Notice lashed out after a pamphlet, raising questions about the relationship between the local government and the notorious One Order gang and hinting at corruption in the arrangements for cleaning the Spanish Town market, was posted on the main door of the parish council building last week.
“This threat is an internal thing,” Notice told the Observer. “It is coming directly from particular councillors – three JLP councillors…. It is no secret in the parish council who could have been responsible for it. But this is the behaviour of cowards.”
The JLP (Jamaica Labour Party) has 23 of the 40 members of the St Catherine Parish Council.
Notice suggested a link between the councillors allegedly attempting to discredit his leadership and parliamentarians who he claimed wanted him to act unethically. He vowed to resist the pressures.

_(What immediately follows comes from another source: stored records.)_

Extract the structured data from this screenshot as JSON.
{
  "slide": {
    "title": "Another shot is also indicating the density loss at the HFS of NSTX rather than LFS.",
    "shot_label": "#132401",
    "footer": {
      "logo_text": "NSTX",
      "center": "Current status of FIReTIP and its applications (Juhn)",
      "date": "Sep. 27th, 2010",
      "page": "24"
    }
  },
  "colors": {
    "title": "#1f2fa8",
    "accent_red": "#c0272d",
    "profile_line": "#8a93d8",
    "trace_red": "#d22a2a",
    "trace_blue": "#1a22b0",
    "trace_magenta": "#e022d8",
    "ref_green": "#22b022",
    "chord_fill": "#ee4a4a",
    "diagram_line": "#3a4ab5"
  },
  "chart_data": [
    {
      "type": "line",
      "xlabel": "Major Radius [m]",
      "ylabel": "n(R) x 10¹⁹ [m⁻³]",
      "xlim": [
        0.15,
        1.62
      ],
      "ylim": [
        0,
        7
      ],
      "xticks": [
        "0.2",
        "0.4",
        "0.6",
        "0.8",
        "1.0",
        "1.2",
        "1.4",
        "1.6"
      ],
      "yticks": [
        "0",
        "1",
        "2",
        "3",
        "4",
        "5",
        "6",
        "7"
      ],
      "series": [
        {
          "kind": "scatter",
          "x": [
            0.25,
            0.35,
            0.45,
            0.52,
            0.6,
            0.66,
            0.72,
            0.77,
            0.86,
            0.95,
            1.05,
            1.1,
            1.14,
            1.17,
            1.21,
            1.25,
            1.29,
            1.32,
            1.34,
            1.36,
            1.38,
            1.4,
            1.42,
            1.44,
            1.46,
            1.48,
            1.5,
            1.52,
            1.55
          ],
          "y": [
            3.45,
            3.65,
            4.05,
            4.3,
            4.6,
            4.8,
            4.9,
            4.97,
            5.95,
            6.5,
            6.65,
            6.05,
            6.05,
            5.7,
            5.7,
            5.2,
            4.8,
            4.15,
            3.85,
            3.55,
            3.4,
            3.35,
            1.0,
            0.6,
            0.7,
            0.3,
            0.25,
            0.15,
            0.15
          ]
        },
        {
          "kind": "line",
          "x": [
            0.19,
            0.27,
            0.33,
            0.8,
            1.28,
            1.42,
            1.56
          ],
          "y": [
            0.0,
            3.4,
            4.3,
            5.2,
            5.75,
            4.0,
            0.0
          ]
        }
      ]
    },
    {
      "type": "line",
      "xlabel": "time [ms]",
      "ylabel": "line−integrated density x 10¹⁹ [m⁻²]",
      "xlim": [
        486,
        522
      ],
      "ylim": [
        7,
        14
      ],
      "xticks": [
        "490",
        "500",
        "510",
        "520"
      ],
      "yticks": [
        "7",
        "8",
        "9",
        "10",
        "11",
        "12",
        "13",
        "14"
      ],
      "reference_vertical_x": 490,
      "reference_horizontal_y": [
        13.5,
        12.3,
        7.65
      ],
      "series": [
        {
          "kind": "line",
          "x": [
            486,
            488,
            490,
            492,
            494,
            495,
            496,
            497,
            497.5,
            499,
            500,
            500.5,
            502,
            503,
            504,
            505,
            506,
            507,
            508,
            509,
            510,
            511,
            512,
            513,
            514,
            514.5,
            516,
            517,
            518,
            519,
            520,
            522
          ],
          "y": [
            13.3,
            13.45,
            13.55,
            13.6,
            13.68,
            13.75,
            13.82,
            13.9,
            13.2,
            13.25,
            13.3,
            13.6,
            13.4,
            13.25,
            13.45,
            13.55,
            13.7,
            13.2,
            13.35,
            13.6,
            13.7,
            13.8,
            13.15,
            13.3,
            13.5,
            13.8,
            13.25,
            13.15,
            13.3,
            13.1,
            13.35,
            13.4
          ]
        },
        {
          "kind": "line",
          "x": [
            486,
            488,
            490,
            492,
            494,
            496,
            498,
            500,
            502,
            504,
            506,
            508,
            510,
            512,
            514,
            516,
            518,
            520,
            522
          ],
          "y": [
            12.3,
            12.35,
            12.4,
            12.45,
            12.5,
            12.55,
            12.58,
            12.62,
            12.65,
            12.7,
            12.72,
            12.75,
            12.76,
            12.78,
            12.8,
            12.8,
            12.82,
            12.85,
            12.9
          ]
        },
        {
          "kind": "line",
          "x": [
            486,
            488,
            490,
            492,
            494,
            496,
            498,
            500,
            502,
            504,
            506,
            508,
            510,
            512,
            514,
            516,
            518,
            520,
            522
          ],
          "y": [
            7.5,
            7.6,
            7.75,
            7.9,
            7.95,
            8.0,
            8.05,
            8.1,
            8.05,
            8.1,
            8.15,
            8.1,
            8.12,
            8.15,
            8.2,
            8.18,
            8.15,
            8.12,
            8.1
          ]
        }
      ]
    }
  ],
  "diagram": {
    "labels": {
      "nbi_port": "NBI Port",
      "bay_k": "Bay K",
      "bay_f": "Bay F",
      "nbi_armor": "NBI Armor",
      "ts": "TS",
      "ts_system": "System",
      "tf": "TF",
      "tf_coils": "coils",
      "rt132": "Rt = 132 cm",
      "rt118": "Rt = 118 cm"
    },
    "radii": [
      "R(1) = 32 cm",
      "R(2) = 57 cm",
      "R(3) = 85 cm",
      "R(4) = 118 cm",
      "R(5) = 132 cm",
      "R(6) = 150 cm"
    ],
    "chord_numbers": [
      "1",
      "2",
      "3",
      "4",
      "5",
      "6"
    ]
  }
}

“As long as I am mayor I will not allow the council to be used as a political feeding tree, nor will I be dictated to by any MP or ruled by any MP,” Notice said. “I refuse to be. I have in the past refused to be dictated to by political stalwarts or MPs because their requests were unprincipled.”
Notice’s 14-month reign as chairman of the St Catherine Parish Council and mayor of Spanish Town has been marked by escalating violence in the town, primarily between the One Order and Klansman gangs. Scores of people have been killed in what the police say is a fight for turf and control of the town’s extortion racket.
One Order members are based in communities which vote for the JLP, of which Notice is a member, while Klansman members are from communities that support the People’s National Party (PNP), which controls the national government.
The violence has escalated since the killing in Kingston in mid-July of One Order leader Oliver “Bubba” Smith and his burial a fortnight ago.
Last week, in an appeal for the authorities to launch initiatives to stamp out the violence, Notice said he would step down if the central government did not show itself to be effective in tackling the problem. However, he said he would wait all of 12 months before he acted.
Last Thursday, the day after his declaration, the notice appeared asking about “the relationship between the parish council and One Order” and about who had received “first $300,000 to clean the Spanish Town market in 2003”.
There was also an issue about the treatment of someone for gunshot wounds.
Notice, a former prison doctor who counts himself part of the so-called reformist wing of the JLP, saw the pamphlet as part of an attempt “to destabilise my administration”.